METHODS: ENPs were synthesized and added to orthodontic composite at different concentrations (0.5%, 1%, and 2%). The distribution of ENPs within the composite was evaluated using a field emission scanning electron microscope (FESEM). A total of 216 disks were prepared, with 144 subjected to an eluted components test, 36 used for disk agar diffusion (DAD) test, and 36 for biofilm inhibition test. These tests aimed to assess the antimicrobial activity of the composites against Streptococcus mutans, Lactobacillus acidophilus, and Candida albicans. Additionally, the bond strength between stainless-steel brackets and teeth was evaluated using the shear bond strength (SBS) test, and the adhesive remnant index (ARI) score was determined. One-way analysis of variance and Kruskal-Wallis test were used to analyse the SBS and ARI, respectively. For pairwise group comparison concerning the biofilm inhibition, DAD, and eluted components tests, the Tamhane and Games-Howell tests for data with unequal variances and the post-hoc Tukey's HSD and Scheffe tests for data with equal variances were used.
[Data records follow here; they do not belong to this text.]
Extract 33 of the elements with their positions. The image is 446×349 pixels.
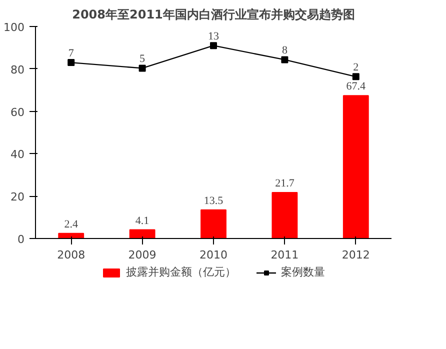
y-tick-label: 100 [4,21,25,34]
x-tick-label: 2008 [57,248,86,262]
data-label: 13 [208,30,220,43]
data-label: 2 [353,62,359,74]
y-tick-label: 80 [10,63,25,76]
data-label: 67.4 [346,80,366,93]
data-label: 4.1 [135,214,150,227]
legend-label: 案例数量 [281,264,325,280]
data-label: 8 [282,44,288,57]
chart-title: 2008年至2011年国内白酒行业宣布并购交易趋势图 [72,8,355,22]
x-tick-label: 2012 [342,248,370,262]
data-label: 13.5 [204,194,224,207]
point [210,42,217,50]
x-tick-label: 2011 [270,248,299,262]
data-label: 2.4 [64,218,78,230]
bar [200,209,226,238]
y-tick-label: 0 [18,233,24,246]
bar [342,95,369,238]
point [281,56,288,64]
y-tick-label: 40 [10,148,25,162]
x-tick-label: 2009 [128,248,156,262]
bar [129,229,156,238]
data-label: 7 [68,48,74,60]
bar [272,192,298,238]
data-label: 5 [140,53,146,66]
point [138,64,146,72]
point [68,59,75,66]
y-tick-label: 60 [10,106,25,119]
point [352,73,360,80]
legend-label: 披露并购金额（亿元） [126,264,236,280]
x-tick-label: 2010 [200,248,228,262]
data-label: 21.7 [275,177,295,190]
y-tick-label: 20 [10,190,25,204]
RESULTS: The FESEM results confirmed the synthesis and even distribution of ENPs in the composite. Only the 2% group showed significant biofilm inhibition against all microorganisms studied (P<0.05). The DAD test revealed that a 1% concentration of ENPs is sufficient to inhibit growth for all microorganisms. The eluted components test demonstrated that the 2% concentration of ENPs performed significantly better against S. mutans compared to the control group (P<0.05). The highest mean SBS was observed with the 0.5% ENP concentration, while no significant differences in SBS and ARI were found among the groups (P>0.05).

CONCLUSIONS: This in vitro study showed that the 2% concentration of ENP produced significantly improved antimicrobial activity without adversely affecting SBS and ARI score. This would support the addition of 2% ENP to orthodontic adhesives.